One cannot find a better example of this state of siege than ground zero in Ayodhya, the janmabhoomi site. Located in the western part of the town, the site is in a state of lockdown at all times. Part of this is precautionary: there are judicial orders to maintain the status quo. It is the manner in which this has been done that defies comprehension. From the entry point to the exit is a walkway of roughly 1.5-2 km that snakes its way through the site. Across both sides are open access and control areas patrolled continuously by a mix of state police and armed paramilitary forces. If that were not enough, watchtowers with sandbagged sentries complete this quasi-militarised zone. Where once stood the three domes of the Babri Masjid now lies a mound covered by tarpaulin. Peering through the thick metal bars, one can see an idol of Lord Rama. Before one comprehends what’s going on, a priest—seated less than 50 metres from the idol—passes a handful of prasad. Wondering aloud about how the site is maintained when there are strict judicial instructions not to change anything yields an answer in unison from the priest and a policeman: “Sir there is no vighna (obstruction) in performing the daily puja here.”
Nothing prepares one for what can be seen at the site. There are sketch maps of the location that predate the events of December 6th, 1992, and pictures taken on that day with activists standing atop the domes. The actual site is now unrecognisable. Through the mass of metal and concrete, it is hard to figure even the relative positions of erstwhile landmarks such as the mosque, Sita’s Rasoi and Ram Chabootra. It will take a compass and a map and a good dose of fortitude to figure out the site’s geography.

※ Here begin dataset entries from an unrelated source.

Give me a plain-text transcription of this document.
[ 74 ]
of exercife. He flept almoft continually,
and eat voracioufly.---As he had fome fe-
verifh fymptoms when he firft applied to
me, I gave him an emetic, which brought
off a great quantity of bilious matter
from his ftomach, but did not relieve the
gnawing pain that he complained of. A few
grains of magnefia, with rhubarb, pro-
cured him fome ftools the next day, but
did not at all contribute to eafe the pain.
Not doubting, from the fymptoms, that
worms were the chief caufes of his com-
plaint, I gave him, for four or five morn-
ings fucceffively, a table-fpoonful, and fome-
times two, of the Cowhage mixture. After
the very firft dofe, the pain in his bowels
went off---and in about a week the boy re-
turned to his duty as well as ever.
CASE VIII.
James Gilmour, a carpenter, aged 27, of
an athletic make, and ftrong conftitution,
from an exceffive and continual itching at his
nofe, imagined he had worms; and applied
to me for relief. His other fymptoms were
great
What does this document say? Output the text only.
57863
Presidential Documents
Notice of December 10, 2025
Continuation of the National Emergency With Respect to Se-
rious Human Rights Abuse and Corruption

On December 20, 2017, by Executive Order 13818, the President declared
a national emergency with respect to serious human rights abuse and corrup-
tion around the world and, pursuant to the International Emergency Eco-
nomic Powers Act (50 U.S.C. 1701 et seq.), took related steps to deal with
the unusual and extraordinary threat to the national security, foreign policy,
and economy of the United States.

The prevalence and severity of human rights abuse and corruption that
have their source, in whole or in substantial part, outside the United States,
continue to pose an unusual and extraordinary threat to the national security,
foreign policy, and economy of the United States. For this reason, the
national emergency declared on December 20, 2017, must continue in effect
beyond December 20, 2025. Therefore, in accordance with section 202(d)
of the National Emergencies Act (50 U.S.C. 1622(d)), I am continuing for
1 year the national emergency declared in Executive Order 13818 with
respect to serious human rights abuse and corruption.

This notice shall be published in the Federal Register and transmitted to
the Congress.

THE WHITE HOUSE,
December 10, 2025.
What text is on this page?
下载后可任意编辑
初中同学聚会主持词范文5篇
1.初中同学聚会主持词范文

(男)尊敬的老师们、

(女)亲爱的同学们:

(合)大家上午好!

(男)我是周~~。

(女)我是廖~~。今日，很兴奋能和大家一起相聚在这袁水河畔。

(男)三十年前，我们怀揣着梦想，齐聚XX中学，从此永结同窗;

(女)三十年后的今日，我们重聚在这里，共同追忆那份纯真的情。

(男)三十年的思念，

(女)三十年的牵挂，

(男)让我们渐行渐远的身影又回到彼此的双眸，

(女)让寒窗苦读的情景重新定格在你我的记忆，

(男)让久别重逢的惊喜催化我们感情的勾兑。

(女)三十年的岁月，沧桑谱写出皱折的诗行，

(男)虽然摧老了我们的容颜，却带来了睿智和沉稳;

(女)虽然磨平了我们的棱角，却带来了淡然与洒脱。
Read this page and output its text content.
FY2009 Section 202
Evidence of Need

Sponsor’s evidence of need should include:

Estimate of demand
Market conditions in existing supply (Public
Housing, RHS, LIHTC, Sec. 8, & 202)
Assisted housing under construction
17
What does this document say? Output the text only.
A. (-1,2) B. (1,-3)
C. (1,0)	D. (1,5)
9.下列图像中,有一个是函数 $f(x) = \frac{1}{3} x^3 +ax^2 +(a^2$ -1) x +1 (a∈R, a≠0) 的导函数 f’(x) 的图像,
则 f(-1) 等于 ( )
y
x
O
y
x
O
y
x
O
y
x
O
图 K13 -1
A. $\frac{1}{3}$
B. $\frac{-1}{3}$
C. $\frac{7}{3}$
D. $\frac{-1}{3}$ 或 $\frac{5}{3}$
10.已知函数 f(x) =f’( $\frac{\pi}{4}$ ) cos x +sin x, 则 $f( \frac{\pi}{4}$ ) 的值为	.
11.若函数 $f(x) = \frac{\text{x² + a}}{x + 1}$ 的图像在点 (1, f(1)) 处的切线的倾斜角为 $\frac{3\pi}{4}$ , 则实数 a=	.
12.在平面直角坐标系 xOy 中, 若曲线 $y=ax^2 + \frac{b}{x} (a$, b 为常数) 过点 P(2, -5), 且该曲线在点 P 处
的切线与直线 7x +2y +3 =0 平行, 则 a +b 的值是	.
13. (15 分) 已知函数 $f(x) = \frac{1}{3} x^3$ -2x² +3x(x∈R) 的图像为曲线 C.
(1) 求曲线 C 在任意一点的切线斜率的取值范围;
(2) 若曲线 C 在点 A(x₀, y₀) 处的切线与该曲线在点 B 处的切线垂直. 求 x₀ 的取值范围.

All that, however, will be to no avail. It does not matter anymore as events have overtaken what stood on that hallowed ground once. Away from the site rage court battles, debates between intellectuals and assorted gurus looking for a solution. That, too, does not matter. The way things are on the ground in Ayodhya, it looks unlikely that a mosque will be allowed to come up without a major fight. The chances of a temple, too, remain uncertain. Ayodhya is a strange site to behold. Priests perform rituals with gun-toting policemen for company, somnolent craftsmen chip away at stone pillars, and a crumbling town sheds rubble regularly. It is a messy equilibrium that India is infamous for.